Search ends for victims in Dominican Republic collapse that killed 221
- The San Juan Daily Star
- 3 days ago
- 4 min read

By Hogla Enecia Pérez and Frances Robles
Kelvin Espinal spent three days this week at the Santo Domingo morgue.
His cousin, Yadhira Elaine Estévez Serrano, was among 221 people who died when the roof collapsed early Tuesday at Jet Set nightclub in the capital of the Dominican Republic. His cousin, who was more like a sister, died the day before her 42nd birthday.
And like dozens of other families, Espinal had yet to receive his loved one’s body for burial.
“We spent all day Tuesday here, until 12 at night,” Espinal said Thursday afternoon. “We were here all day Wednesday and today.”
The authorities in the Dominican Republic on Thursday ended the search for bodies trapped in the nightclub, where a roof collapsed during a concert, killing 221 people and injuring 189 more.
The Emergency Operations Center handed the site over to the prosecutor’s office to pick up the investigation. Now comes the hard part: figuring out what caused the roof of a 50-year-old former movie theater to come crashing down, just as hundreds of people had gathered for a concert.
The roof caved in early Tuesday at Jet Set, a well-known disco in Santo Domingo, whose Monday live music nights were a decades-old tradition popular with politicians, athletes and the business class. A governor died, as did two former Major League Baseball players and a family of prominent bankers.
The body of the merengue singer who was performing, Rubby Pérez, was pulled out of the wreckage Wednesday morning.
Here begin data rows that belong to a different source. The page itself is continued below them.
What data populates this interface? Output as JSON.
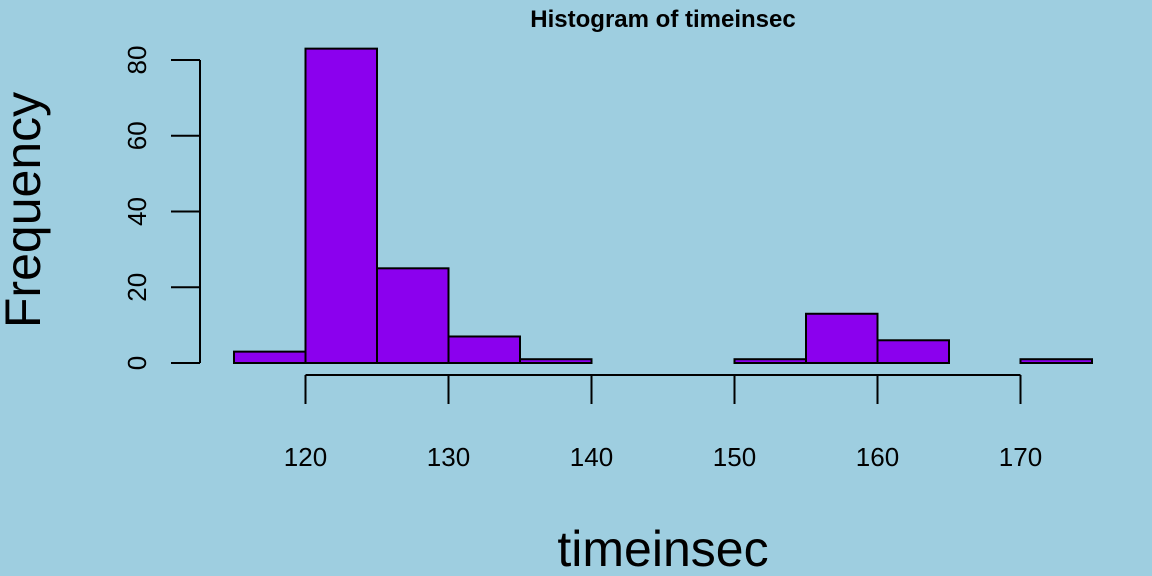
{
  "chart_data": {
    "type": "bar",
    "title": "Histogram of timeinsec",
    "xlabel": "timeinsec",
    "ylabel": "Frequency",
    "bins": [
      {
        "from": 115,
        "to": 120,
        "count": 3
      },
      {
        "from": 120,
        "to": 125,
        "count": 83
      },
      {
        "from": 125,
        "to": 130,
        "count": 25
      },
      {
        "from": 130,
        "to": 135,
        "count": 7
      },
      {
        "from": 135,
        "to": 140,
        "count": 1
      },
      {
        "from": 140,
        "to": 145,
        "count": 0
      },
      {
        "from": 145,
        "to": 150,
        "count": 0
      },
      {
        "from": 150,
        "to": 155,
        "count": 1
      },
      {
        "from": 155,
        "to": 160,
        "count": 13
      },
      {
        "from": 160,
        "to": 165,
        "count": 6
      },
      {
        "from": 165,
        "to": 170,
        "count": 0
      },
      {
        "from": 170,
        "to": 175,
        "count": 1
      }
    ],
    "x_ticks": [
      "120",
      "130",
      "140",
      "150",
      "160",
      "170"
    ],
    "y_ticks": [
      "0",
      "20",
      "40",
      "60",
      "80"
    ],
    "xlim": [
      115,
      175
    ],
    "ylim": [
      0,
      83
    ],
    "grid": false,
    "legend": "none",
    "bar_color": "#8b00ee",
    "background_color": "#9ecee0"
  }
}
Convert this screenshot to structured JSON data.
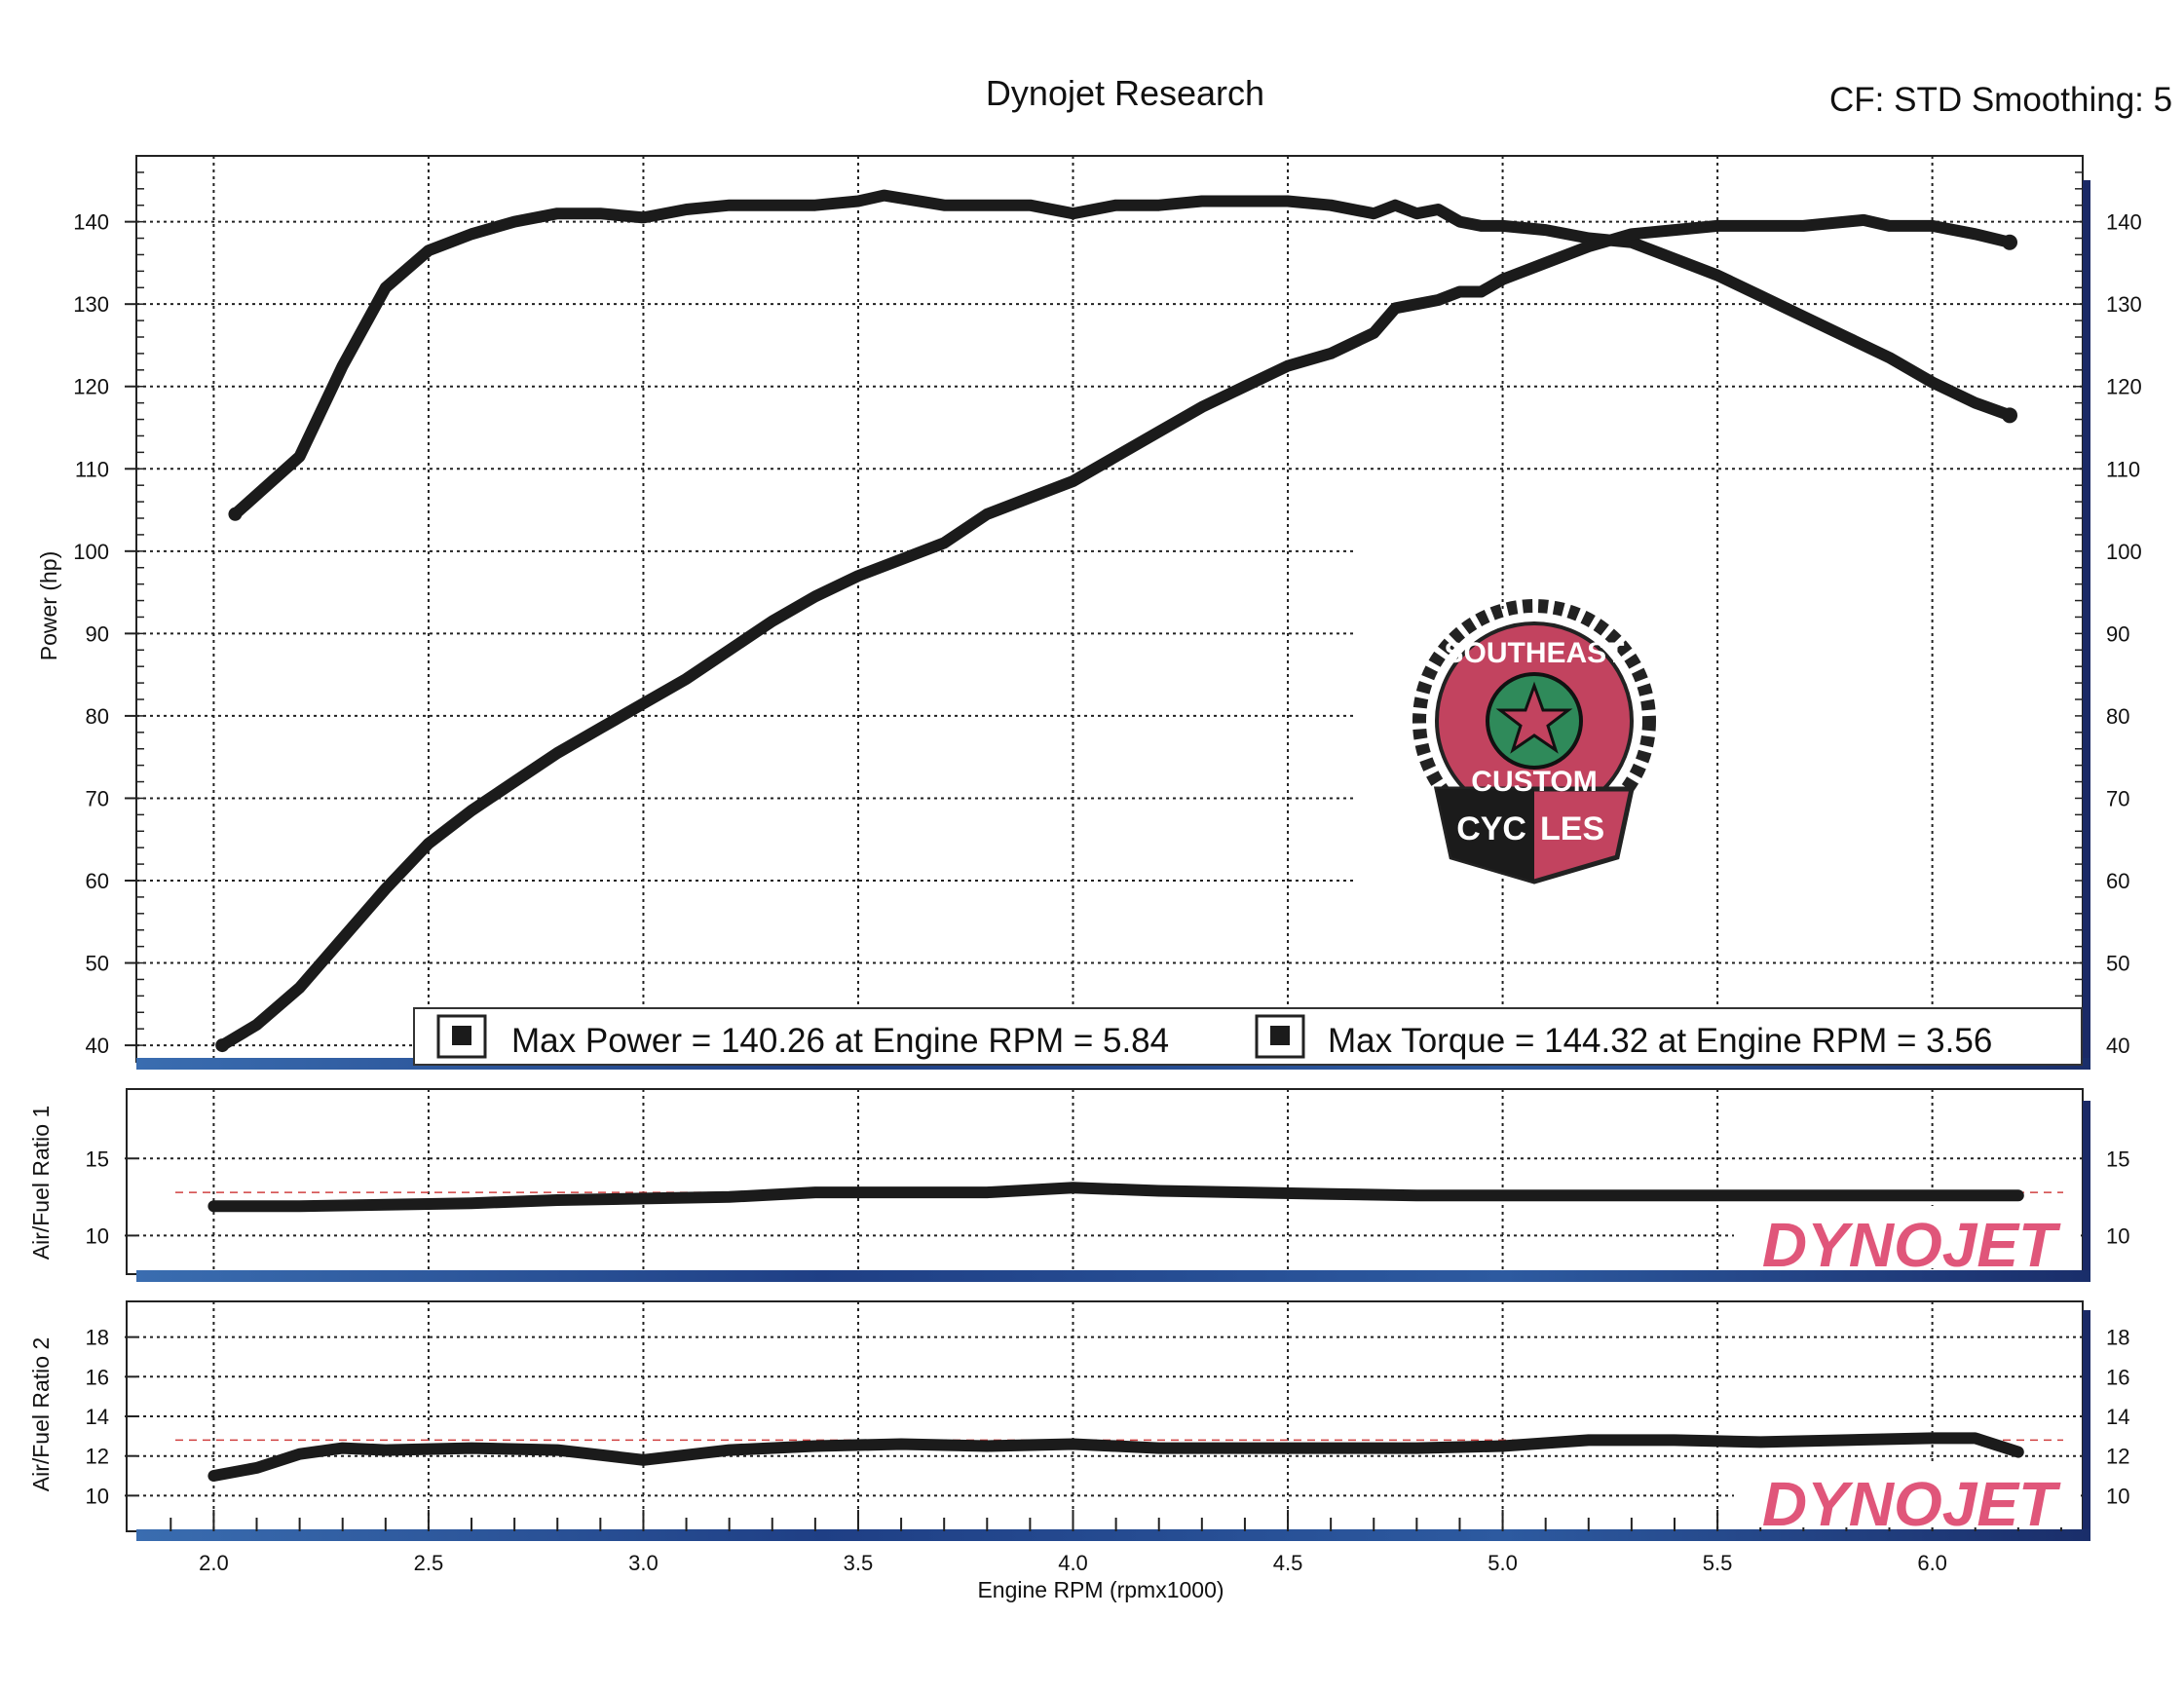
{
  "header": {
    "title": "Dynojet Research",
    "settings": "CF: STD Smoothing: 5"
  },
  "legend": {
    "power_text": "Max Power = 140.26 at Engine RPM = 5.84",
    "torque_text": "Max Torque = 144.32 at Engine RPM = 3.56"
  },
  "watermark": "DYNOJET",
  "logo": {
    "top": "SOUTHEAST",
    "middle": "CUSTOM",
    "bottom_left": "CYC",
    "bottom_right": "LES"
  },
  "colors": {
    "curve": "#1b1b1b",
    "watermark_pink": "#e0567a",
    "watermark_dark": "#2a2a2a",
    "logo_red": "#c2435f",
    "logo_green": "#2f8a5a",
    "strip_blue": "#28448a"
  },
  "chart_data": [
    {
      "type": "line",
      "xlabel": "Engine RPM (rpmx1000)",
      "ylabel": "Power (hp)",
      "xlim": [
        1.82,
        6.35
      ],
      "ylim": [
        38,
        148
      ],
      "x_ticks": [
        "2.0",
        "2.5",
        "3.0",
        "3.5",
        "4.0",
        "4.5",
        "5.0",
        "5.5",
        "6.0"
      ],
      "y_ticks": [
        "40",
        "50",
        "60",
        "70",
        "80",
        "90",
        "100",
        "110",
        "120",
        "130",
        "140"
      ],
      "grid": true,
      "legend_position": "bottom",
      "series": [
        {
          "x": [
            2.05,
            2.2,
            2.3,
            2.4,
            2.5,
            2.6,
            2.7,
            2.8,
            2.9,
            3.0,
            3.1,
            3.2,
            3.3,
            3.4,
            3.5,
            3.56,
            3.7,
            3.8,
            3.9,
            4.0,
            4.1,
            4.2,
            4.3,
            4.4,
            4.5,
            4.6,
            4.7,
            4.75,
            4.8,
            4.85,
            4.9,
            4.95,
            5.0,
            5.1,
            5.2,
            5.3,
            5.4,
            5.5,
            5.6,
            5.7,
            5.8,
            5.9,
            6.0,
            6.1,
            6.18
          ],
          "y": [
            104.5,
            111.5,
            122.5,
            132,
            136.5,
            138.5,
            140,
            141,
            141,
            140.5,
            141.5,
            142,
            142,
            142,
            142.5,
            143.2,
            142,
            142,
            142,
            141,
            142,
            142,
            142.5,
            142.5,
            142.5,
            142,
            141,
            142,
            141,
            141.5,
            140,
            139.5,
            139.5,
            139,
            138,
            137.5,
            135.5,
            133.5,
            131,
            128.5,
            126,
            123.5,
            120.5,
            118,
            116.5
          ]
        },
        {
          "x": [
            2.02,
            2.1,
            2.2,
            2.3,
            2.4,
            2.5,
            2.6,
            2.7,
            2.8,
            2.9,
            3.0,
            3.1,
            3.2,
            3.3,
            3.4,
            3.5,
            3.6,
            3.7,
            3.8,
            3.9,
            4.0,
            4.1,
            4.2,
            4.3,
            4.4,
            4.5,
            4.6,
            4.7,
            4.75,
            4.8,
            4.85,
            4.9,
            4.95,
            5.0,
            5.1,
            5.2,
            5.3,
            5.4,
            5.5,
            5.6,
            5.7,
            5.84,
            5.9,
            6.0,
            6.1,
            6.18
          ],
          "y": [
            40,
            42.5,
            47,
            53,
            59,
            64.5,
            68.5,
            72,
            75.5,
            78.5,
            81.5,
            84.5,
            88,
            91.5,
            94.5,
            97,
            99,
            101,
            104.5,
            106.5,
            108.5,
            111.5,
            114.5,
            117.5,
            120,
            122.5,
            124,
            126.5,
            129.5,
            130,
            130.5,
            131.5,
            131.5,
            133,
            135,
            137,
            138.5,
            139,
            139.5,
            139.5,
            139.5,
            140.2,
            139.5,
            139.5,
            138.5,
            137.5
          ]
        }
      ]
    },
    {
      "type": "line",
      "ylabel": "Air/Fuel Ratio 1",
      "xlim": [
        1.82,
        6.35
      ],
      "ylim": [
        7.5,
        19.5
      ],
      "y_ticks": [
        "10",
        "15"
      ],
      "grid": true,
      "reference_line": 12.8,
      "series": [
        {
          "x": [
            2.0,
            2.2,
            2.4,
            2.6,
            2.8,
            3.0,
            3.2,
            3.4,
            3.6,
            3.8,
            4.0,
            4.2,
            4.4,
            4.6,
            4.8,
            5.0,
            5.2,
            5.4,
            5.6,
            5.8,
            6.0,
            6.2
          ],
          "y": [
            11.9,
            11.9,
            12.0,
            12.1,
            12.3,
            12.4,
            12.5,
            12.8,
            12.8,
            12.8,
            13.1,
            12.9,
            12.8,
            12.7,
            12.6,
            12.6,
            12.6,
            12.6,
            12.6,
            12.6,
            12.6,
            12.6
          ]
        }
      ]
    },
    {
      "type": "line",
      "ylabel": "Air/Fuel Ratio 2",
      "xlim": [
        1.82,
        6.35
      ],
      "ylim": [
        8.2,
        19.8
      ],
      "y_ticks": [
        "10",
        "12",
        "14",
        "16",
        "18"
      ],
      "grid": true,
      "reference_line": 12.8,
      "series": [
        {
          "x": [
            2.0,
            2.1,
            2.2,
            2.3,
            2.4,
            2.6,
            2.8,
            3.0,
            3.2,
            3.4,
            3.6,
            3.8,
            4.0,
            4.2,
            4.4,
            4.6,
            4.8,
            5.0,
            5.2,
            5.4,
            5.6,
            5.8,
            6.0,
            6.1,
            6.2
          ],
          "y": [
            11.0,
            11.4,
            12.1,
            12.4,
            12.3,
            12.4,
            12.3,
            11.8,
            12.3,
            12.5,
            12.6,
            12.5,
            12.6,
            12.4,
            12.4,
            12.4,
            12.4,
            12.5,
            12.8,
            12.8,
            12.7,
            12.8,
            12.9,
            12.9,
            12.2
          ]
        }
      ]
    }
  ]
}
So many of his fans from his hometown, Haina, a city just outside the capital, were at his concert that a collective wake was held at a local recreation center.
Although officials had repeatedly declined to say how many people were inside the club, on Thursday morning they said everyone had been accounted for.
“These numbers sadden the country,” Juan Manuel Méndez, the director of the emergency operations center, said in making the announcement. “The Dominican family mourns.”
After several days of repeated media briefings, day and night, Méndez paused for nearly a minute and broke down sobbing.
“Thank you, my Lord, because today we concluded the most difficult task that I have had in 20 years heading the operations center,” he said between tears. “I ask forgiveness, because every time a person reported a missing family member, we were filled with helplessness knowing that the person was still trapped, and we hadn’t been able to reach them.”
Colleagues consoled Méndez, and he passed the microphone to others to finish the news conference.
Officials offered praise for a timely and exhaustive search.
José Luis Frometa Herasme, who leads the city’s fire department, said some rescue workers had been at the site for 53 hours straight.
“I have never seen anything like that in all the time I have been doing different types of rescues,” Frometa said. “Rescuers have the satisfaction of a job well done, knowing that we were able to rescue 189 injured people in record time. That’s a blessing for us rescuers.”
Víctor E. Atallah, the minister of health, assured families that their relatives had not suffered.
“I want to reiterate that for the well-being of the families that the time we were here was spent in the most effective and humane way possible,” Atallah said. “The majority — and I say this from the heart — died instantly.”
But family members said they had encountered a logjam of people trying to get victims out of the morgue.
The family of Yeimy Aquino, who had four children, was trying to confirm that her body was at the medical examiner’s office. Her husband, Juan Francisco Peña, described how Aquino was hanging out with friends near the stage where Pérez was performing.
Like the others, he and his family had been at the morgue for more than 24 hours.
The Institute of Forensic Pathology, as the morgue is officially called, said it had received 220 bodies by Thursday morning, of which 146 had been identified. Medical examiners were “working tirelessly” to conduct autopsies and compare biometric data against voter rolls, the agency said in a statement.
“We understand the emergency and will use the necessary resources to provide a timely response,” the office said.
Representatives of the club have declined to say how many tickets were sold for the concert Monday night. The nightclub had a capacity of 700 to 1,000 people and was particularly popular on Monday nights.
Méndez had said officials had triangulated the number of tickets sold with the number of people at the morgue and in local hospitals.
On Wednesday night, authorities said rescuers had “exhausted all reasonable possibilities” of finding anyone alive, and the operation had officially shifted from search and rescue to the recovery of bodies.
“This hurts so much,” Méndez said.
In a brief telephone interview afterward with The New York Times, Méndez said no missing people were unaccounted for.
“Not a single body remains there,” Méndez said. “We combed the entire area.”